NERC released its 2022 State of Reliability report in July, underlining the major challenges it sees facing the electric grid. While this is post is not intended to be a complete summary of the report, it highlights the major drivers, and you can find more information here:
https://www.nerc.com/pa/RAPA/PA/Performance%20Analysis%20DL/NERC_SOR_2022.pdfÂ
In 2021, the top 10 most severe grid misoperations were caused by extreme weather, highlighting the challenges we will face as we transition away from fossil generation and integrate the forecasted 500GW of solar and 400 GW of wind generation on the US power system over the next 10 years.
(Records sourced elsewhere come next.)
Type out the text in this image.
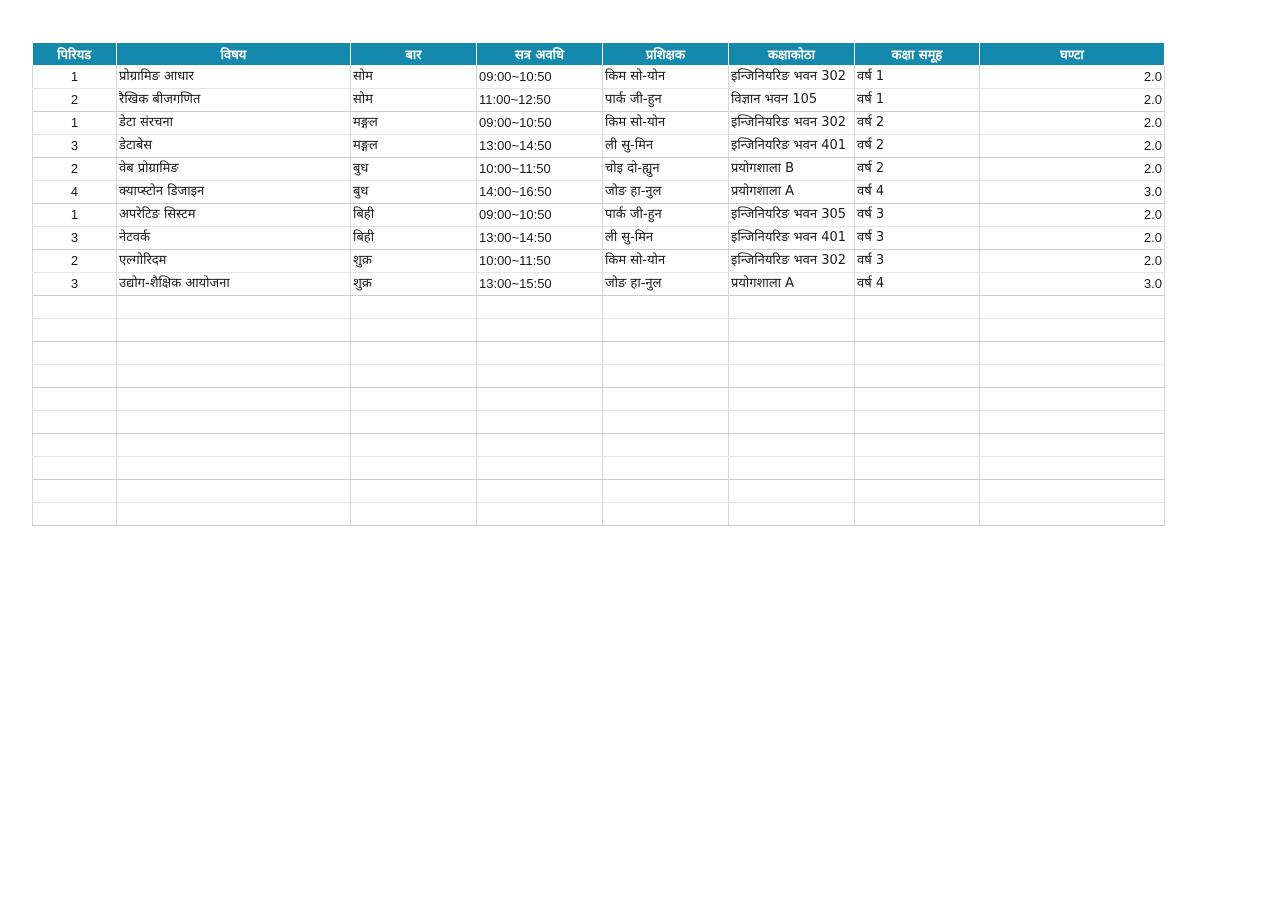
पिरियड	विषय	बार	सत्र अवधि	प्रशिक्षक	कक्षाकोठा	कक्षा समूह	घण्टा
1	प्रोग्रामिङ आधार	सोम	09:00~10:50	किम सो-योन	इन्जिनियरिङ भवन 302	वर्ष 1	2.0
2	रैखिक बीजगणित	सोम	11:00~12:50	पार्क जी-हुन	विज्ञान भवन 105	वर्ष 1	2.0
1	डेटा संरचना	मङ्गल	09:00~10:50	किम सो-योन	इन्जिनियरिङ भवन 302	वर्ष 2	2.0
3	डेटाबेस	मङ्गल	13:00~14:50	ली सु-मिन	इन्जिनियरिङ भवन 401	वर्ष 2	2.0
2	वेब प्रोग्रामिङ	बुध	10:00~11:50	चोइ दो-ह्युन	प्रयोगशाला B	वर्ष 2	2.0
4	क्याप्स्टोन डिजाइन	बुध	14:00~16:50	जोङ हा-नुल	प्रयोगशाला A	वर्ष 4	3.0
1	अपरेटिङ सिस्टम	बिही	09:00~10:50	पार्क जी-हुन	इन्जिनियरिङ भवन 305	वर्ष 3	2.0
3	नेटवर्क	बिही	13:00~14:50	ली सु-मिन	इन्जिनियरिङ भवन 401	वर्ष 3	2.0
2	एल्गोरिदम	शुक्र	10:00~11:50	किम सो-योन	इन्जिनियरिङ भवन 302	वर्ष 3	2.0
3	उद्योग-शैक्षिक आयोजना	शुक्र	13:00~15:50	जोङ हा-नुल	प्रयोगशाला A	वर्ष 4	3.0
In order to accomplish this shift, the report highlights the need to:
- Invest in natural gas as a bridge resource, modeling both plausible and extreme natural gas disruptions,
- Focus on reliably integrating inverter-based resources,
- Resolve the major permitting challenges present in building transmission lines,
- Build significantly more interregional transmission to enable different regions of the country to share power when grid conditions become tight,
- Stay ahead of the "relentlessly" evolving cybersecurity risks.
The complexities that lie ahead for operators of the bulk electric system continue to expand - predicting Mother Nature's extreme events, incorporating changing fuel sources, and anticipating cybersecurity threats, all while building out a transmission system that has 2-3 times today's capacity. To be sure, these are challenges, but this is also a very exciting time to be in an industry undergoing such significant transformation.